The piece was hoisted up, until it rested beautifully upon the supporting limbs; and then a cheer rose from below, and was answered by Swartboy among the branches.

The heaviest part of the work was over. The boxing of the wagon was passed up, piece by piece, and set in its place just as before. Some branches were lopped off to make room for the cap-tent, and then it was also hauled up, and mounted.

By the time the sun set, everything was in its place; and the aerial house was ready for sleeping in.
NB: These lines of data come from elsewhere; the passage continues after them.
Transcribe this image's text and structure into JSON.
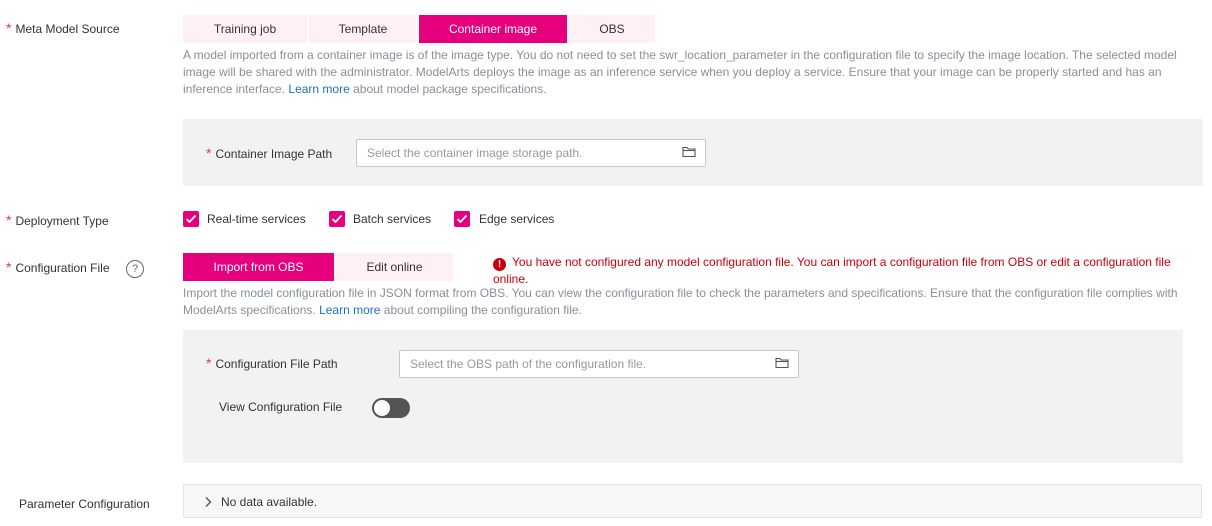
{
  "meta_model_source": {
    "label": "Meta Model Source",
    "tabs": [
      "Training job",
      "Template",
      "Container image",
      "OBS"
    ],
    "active_tab": "Container image",
    "description_1": "A model imported from a container image is of the image type. You do not need to set the swr_location_parameter in the configuration file to specify the image location. The selected model image will be shared with the administrator. ModelArts deploys the image as an inference service when you deploy a service. Ensure that your image can be properly started and has an inference interface. ",
    "learn_more": "Learn more",
    "description_2": " about model package specifications.",
    "container_image_path": {
      "label": "Container Image Path",
      "placeholder": "Select the container image storage path.",
      "value": ""
    }
  },
  "deployment_type": {
    "label": "Deployment Type",
    "options": [
      {
        "label": "Real-time services",
        "checked": true
      },
      {
        "label": "Batch services",
        "checked": true
      },
      {
        "label": "Edge services",
        "checked": true
      }
    ]
  },
  "configuration_file": {
    "label": "Configuration File",
    "help_icon": "?",
    "tabs": [
      "Import from OBS",
      "Edit online"
    ],
    "active_tab": "Import from OBS",
    "error_line_1": "You have not configured any model configuration file. You can import a configuration file from OBS or edit a configuration file",
    "error_line_2": "online.",
    "description_1": "Import the model configuration file in JSON format from OBS. You can view the configuration file to check the parameters and specifications. Ensure that the configuration file complies with ModelArts specifications. ",
    "learn_more": "Learn more",
    "description_2": " about compiling the configuration file.",
    "path": {
      "label": "Configuration File Path",
      "placeholder": "Select the OBS path of the configuration file.",
      "value": ""
    },
    "view_toggle": {
      "label": "View Configuration File",
      "on": false
    }
  },
  "parameter_configuration": {
    "label": "Parameter Configuration",
    "empty_text": "No data available."
  },
  "colors": {
    "accent": "#e6007e",
    "required": "#e0355e",
    "error": "#c7000b",
    "link": "#1f6fbf"
  }
}
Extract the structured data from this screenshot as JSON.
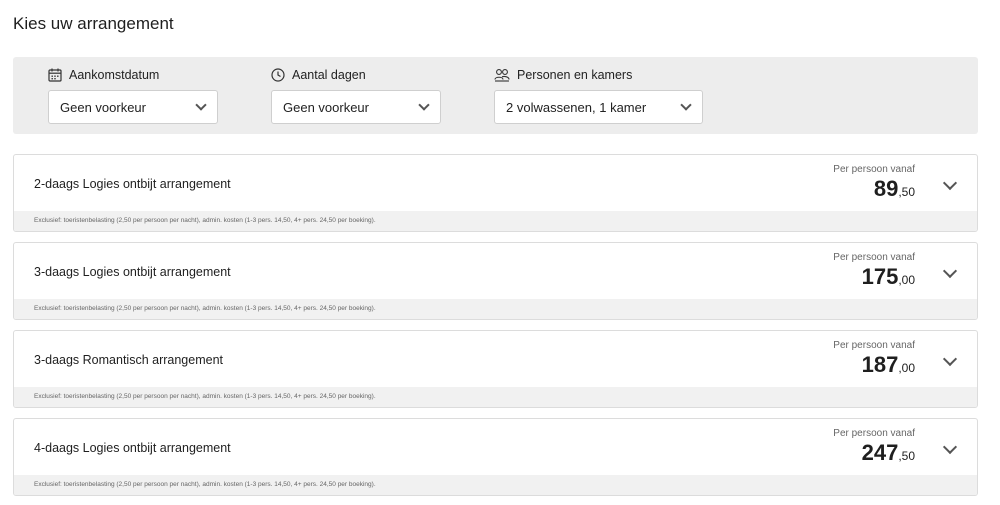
{
  "page": {
    "title": "Kies uw arrangement"
  },
  "filters": {
    "arrival": {
      "label": "Aankomstdatum",
      "value": "Geen voorkeur",
      "icon": "calendar-icon"
    },
    "days": {
      "label": "Aantal dagen",
      "value": "Geen voorkeur",
      "icon": "clock-icon"
    },
    "persons": {
      "label": "Personen en kamers",
      "value": "2 volwassenen, 1 kamer",
      "icon": "persons-icon"
    }
  },
  "packages": [
    {
      "name": "2-daags Logies ontbijt arrangement",
      "price_caption": "Per persoon vanaf",
      "price_whole": "89",
      "price_cents": ",50",
      "note": "Exclusief: toeristenbelasting (2,50 per persoon per nacht), admin. kosten (1-3 pers. 14,50, 4+ pers. 24,50 per boeking)."
    },
    {
      "name": "3-daags Logies ontbijt arrangement",
      "price_caption": "Per persoon vanaf",
      "price_whole": "175",
      "price_cents": ",00",
      "note": "Exclusief: toeristenbelasting (2,50 per persoon per nacht), admin. kosten (1-3 pers. 14,50, 4+ pers. 24,50 per boeking)."
    },
    {
      "name": "3-daags Romantisch arrangement",
      "price_caption": "Per persoon vanaf",
      "price_whole": "187",
      "price_cents": ",00",
      "note": "Exclusief: toeristenbelasting (2,50 per persoon per nacht), admin. kosten (1-3 pers. 14,50, 4+ pers. 24,50 per boeking)."
    },
    {
      "name": "4-daags Logies ontbijt arrangement",
      "price_caption": "Per persoon vanaf",
      "price_whole": "247",
      "price_cents": ",50",
      "note": "Exclusief: toeristenbelasting (2,50 per persoon per nacht), admin. kosten (1-3 pers. 14,50, 4+ pers. 24,50 per boeking)."
    }
  ]
}
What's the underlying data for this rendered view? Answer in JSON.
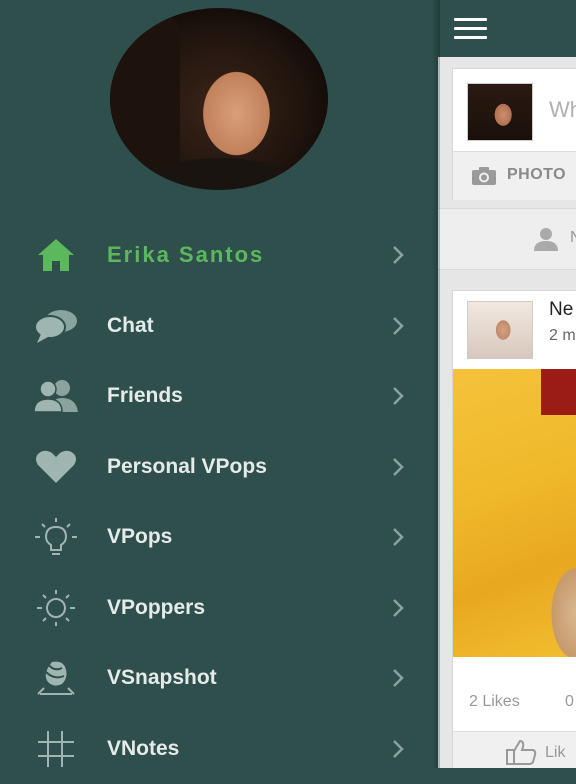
{
  "sidebar": {
    "items": [
      {
        "label": "Erika Santos",
        "icon": "home-icon"
      },
      {
        "label": "Chat",
        "icon": "chat-bubbles-icon"
      },
      {
        "label": "Friends",
        "icon": "friends-icon"
      },
      {
        "label": "Personal VPops",
        "icon": "heart-icon"
      },
      {
        "label": "VPops",
        "icon": "lightbulb-icon"
      },
      {
        "label": "VPoppers",
        "icon": "sun-icon"
      },
      {
        "label": "VSnapshot",
        "icon": "snapshot-icon"
      },
      {
        "label": "VNotes",
        "icon": "hash-icon"
      }
    ],
    "active_color": "#5cb85c",
    "background_color": "#2f4f4c"
  },
  "content": {
    "post_placeholder": "Wh",
    "photo_label": "PHOTO",
    "friend_bar_text": "N",
    "feed": {
      "name": "Ne",
      "time": "2 m",
      "likes": "2 Likes",
      "comments": "0",
      "like_button": "Lik"
    }
  }
}
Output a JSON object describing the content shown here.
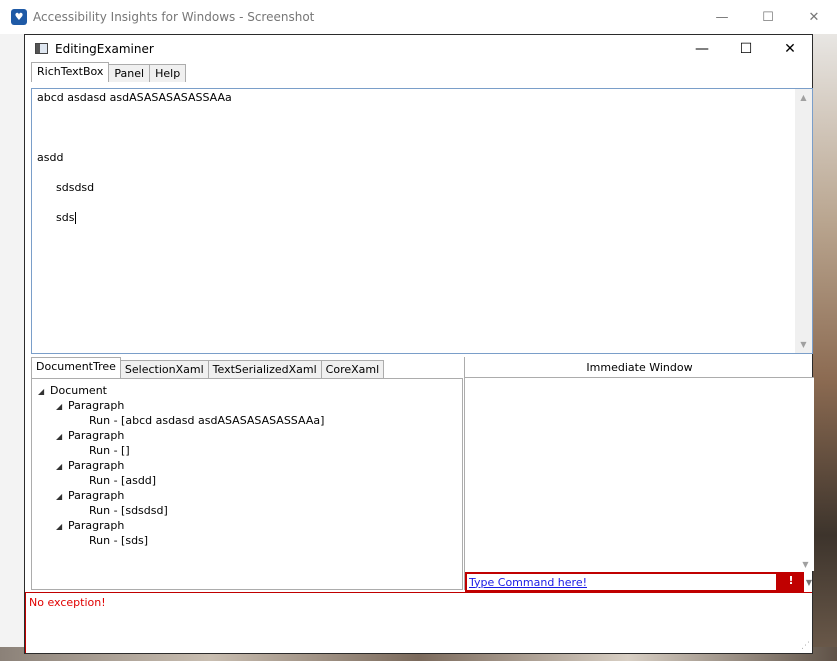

In fact, that very night they slept in it, or, as Hans jocularly termed it, they all went to “roost.”

But they did not consider their new habitation quite complete as yet. Next day they continued to labour upon it. By means of long poles they extended their platform from the wagon quite up to the trunk of the tree, so as to give them a broad terrace to move about upon.

The poles were fast wattled together by rods of the beautiful weeping-willow (Salix Babylonica), which is a native of these parts, and several trees of which grew by the side of the vley. Upon the top of all, they laid a thick coating of clay, obtained from the edge of the lake; so that, if need be, they could actually kindle a fire, and took their suppers in the tree.

To make a still finer flooring, they procured a quantity of the material of which the ant-hills are composed; which, being of a glutinous nature, makes a mortar almost as binding as Roman cement.

After the main building had been finished off, Swartboy erected a platform for himself, and one for Totty in another part of the ample nwana. Above each of these platforms he had constructed a roof or screen, to shelter their occupants from rain or dew.

There was something odd in the appearance of these two screens, each of which was about the size of an ordinary umbrella. Their oddity consisted in the fact that they were ears of the elephant!